Hello,
I've been looking at old posts on this forum as well as Reddit and have came across a topic that is not talked about anymore. Here are the posts that I've been looking at: Reddit, Longecity, Reddit, Reddit.
I know these are on Noopept, but it would apply to other compounds that increase BDNF, such as SEMAX, Tianeptine, etc. In the last post I listed, this study is posted: BDNF down-regulates neurotrophin responsiveness, TrkB protein and TrkB mRNA levels in cultured rat hippocampal neurons. Is this really a problem? A comment on one of the posts says that LM22A-4 can be used (but since that is not really that available) another person said Forskolin can regulate the TrkB receptor: Expression of the neurotrophin receptor trkB is regulated by the cAMP/CREB pathway in neurons
I made a post on r/nootropics but it didn't get much response except user Ballaticianaire commented:
http://www.ncbi.nlm....pubmed/19240853
"Chronic treatment with Noopept was not followed by the development of tolerance, but even potentiated the neurotrophic effect."
- I can't say with absolute certainty, but that's obviously implying that, instead of the known trkb downregulation from chronic BDNF expression, it will actually increase in efficacy. I'm not sure if the potentiation means that, as you take noopept longer, it leads to greater increases in BDNF/neurotrophins.. or increases the effectiveness of the upregulated BDNF signaling (and thus no receptor downregulation obviously). I'd definitely like to know that.

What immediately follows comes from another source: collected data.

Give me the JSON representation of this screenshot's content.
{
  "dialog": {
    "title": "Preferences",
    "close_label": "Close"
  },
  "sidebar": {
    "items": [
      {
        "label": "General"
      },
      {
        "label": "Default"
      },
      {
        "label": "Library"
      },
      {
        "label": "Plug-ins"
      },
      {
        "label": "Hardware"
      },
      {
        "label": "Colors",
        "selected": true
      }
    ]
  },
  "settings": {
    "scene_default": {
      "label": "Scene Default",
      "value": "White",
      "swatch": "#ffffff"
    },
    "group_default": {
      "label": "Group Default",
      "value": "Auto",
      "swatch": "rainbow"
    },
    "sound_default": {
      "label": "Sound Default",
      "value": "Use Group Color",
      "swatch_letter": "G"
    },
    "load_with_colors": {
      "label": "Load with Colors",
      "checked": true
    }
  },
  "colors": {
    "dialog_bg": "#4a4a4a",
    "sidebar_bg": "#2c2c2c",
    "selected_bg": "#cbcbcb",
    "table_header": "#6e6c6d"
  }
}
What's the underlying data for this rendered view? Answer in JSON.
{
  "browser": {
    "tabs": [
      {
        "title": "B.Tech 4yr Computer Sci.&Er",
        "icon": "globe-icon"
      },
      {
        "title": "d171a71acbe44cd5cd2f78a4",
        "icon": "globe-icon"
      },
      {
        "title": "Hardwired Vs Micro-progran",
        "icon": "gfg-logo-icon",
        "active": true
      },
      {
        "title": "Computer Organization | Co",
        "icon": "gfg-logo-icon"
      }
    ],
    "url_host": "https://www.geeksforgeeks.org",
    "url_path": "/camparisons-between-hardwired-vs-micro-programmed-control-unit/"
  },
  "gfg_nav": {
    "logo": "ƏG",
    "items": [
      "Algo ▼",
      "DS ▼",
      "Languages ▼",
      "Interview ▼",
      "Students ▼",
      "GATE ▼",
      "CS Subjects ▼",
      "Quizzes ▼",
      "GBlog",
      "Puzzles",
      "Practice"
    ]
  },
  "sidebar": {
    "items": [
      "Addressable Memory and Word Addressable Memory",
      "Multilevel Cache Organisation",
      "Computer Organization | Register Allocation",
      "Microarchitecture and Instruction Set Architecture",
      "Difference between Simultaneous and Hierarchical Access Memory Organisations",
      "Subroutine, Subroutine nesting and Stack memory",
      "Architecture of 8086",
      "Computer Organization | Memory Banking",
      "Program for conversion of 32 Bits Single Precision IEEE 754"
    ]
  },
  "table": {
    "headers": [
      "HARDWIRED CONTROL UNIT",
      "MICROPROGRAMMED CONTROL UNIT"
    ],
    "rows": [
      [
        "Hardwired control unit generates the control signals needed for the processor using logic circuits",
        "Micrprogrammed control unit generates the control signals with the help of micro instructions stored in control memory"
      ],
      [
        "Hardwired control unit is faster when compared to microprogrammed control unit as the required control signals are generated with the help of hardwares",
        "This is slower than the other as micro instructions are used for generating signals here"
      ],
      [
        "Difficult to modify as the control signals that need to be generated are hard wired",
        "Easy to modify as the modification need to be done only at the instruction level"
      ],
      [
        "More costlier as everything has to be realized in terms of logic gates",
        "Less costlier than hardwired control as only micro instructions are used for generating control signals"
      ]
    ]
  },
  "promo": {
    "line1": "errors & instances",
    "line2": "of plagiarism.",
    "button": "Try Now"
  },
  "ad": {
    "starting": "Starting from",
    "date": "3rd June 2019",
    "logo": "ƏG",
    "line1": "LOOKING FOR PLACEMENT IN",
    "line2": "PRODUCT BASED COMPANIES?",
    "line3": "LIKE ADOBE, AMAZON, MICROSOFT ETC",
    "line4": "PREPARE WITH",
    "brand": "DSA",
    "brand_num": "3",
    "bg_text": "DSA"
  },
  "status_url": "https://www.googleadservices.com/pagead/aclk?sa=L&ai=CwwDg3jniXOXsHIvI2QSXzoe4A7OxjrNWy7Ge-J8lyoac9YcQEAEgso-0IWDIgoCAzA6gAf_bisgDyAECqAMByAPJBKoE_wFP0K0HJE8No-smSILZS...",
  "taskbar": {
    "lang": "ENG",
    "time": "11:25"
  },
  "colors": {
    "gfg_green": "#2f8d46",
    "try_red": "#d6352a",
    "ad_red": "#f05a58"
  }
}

http://www.ncbi.nlm....pubmed/21395007
"Under conditions of chronic administration (28 days, 0.5 mg/day, i.p.), noopept decreased the activity of stress-induced kinases (SAPK/JNK 46/54 and pERK1/2) in rat hippocampus and increases the level of mRNA of the BDNF gene in both hypothalamus and hippocampus. . . . the activation of stress-induced kinases, as an important factor of amyloidogenesis and tau-protein deposition in brain tissue, and the role of deficiency of the neurotrophic factors in the development of neurodegenerative processes. . . . noopept administration suggest that this drug has as pecific activity with respect to some pathogenetic mechanisms involved in the Alzheimer disease."
So, through BDNF increased via noopept, it's not exactly clear whether that robust Trkb downregulation occurs.. still equivocal/uncertain at this point. However, even with noopept administration, there IS a downregulation of ERK.. so this definitely gives somewhat good reason to think, that the typical Trkb downregulation may indeed occur. However, the last quote there implies noopept may be an efficacious treatment for Alzheimer's disease, which implies there either was no downregulation of Trkb/reduced BDNF response, or they simply didn't test for it.
http://www.intechope...odulation-of-bd
Apropos the ERK pathway downregulation however - "Ultimately, Erk1/2 signaling not only promotes local axonal growth via cytosolic signaling events, but activated Erk1/2 can also translocate to the nucleus to phosphorylate and activate transcription factors, such as CREB (cAMP response element-binding), leading to the initiation of transcriptional events and the expression of immediate early genes (IEGs), which can further modulate the response".
So, clearly the ERK pathway is one of the main pathways mediated by BDNF signaling. However, it's also known that ERK signaling will promote differentiation.. downregulation of it can promote cell proliferation. The implication here is an increased neural stem cell pool. Perhaps intermittent cycles of chronic noopept use (or more profound BDNF inducing drugs/analogs), and drugs that promote neurogenesis used in cycle, could promote some major neurogenesis. Conversely, however, using forskolin, or another robust cAMP stimulator, could possibly produce both results concomitantly - it does appear the Trkb receptor expression itself is upregulated/controlled via downstream signaling via CREB and such.
Actually, as I had nothing else to say here and decided to search for a study on this topic, more specific and pertinent, and found this: http://openworks.woo...dentstudy/6232/ --- "Qualitative Real-Time PCR evaluation of the TrkB full-length receptor and isoforms from hippocampal tissue revealed significant down-regulation of the TrkB full-length receptor between the control and high dosage groups." From noopept administration. Well, this might be the nail in the coffin then. We need the full text!
I was just curious as everyone always talks about how great BDNF is but I never see this mentioned at all.
Can anyone help expand this? Thanks for any help.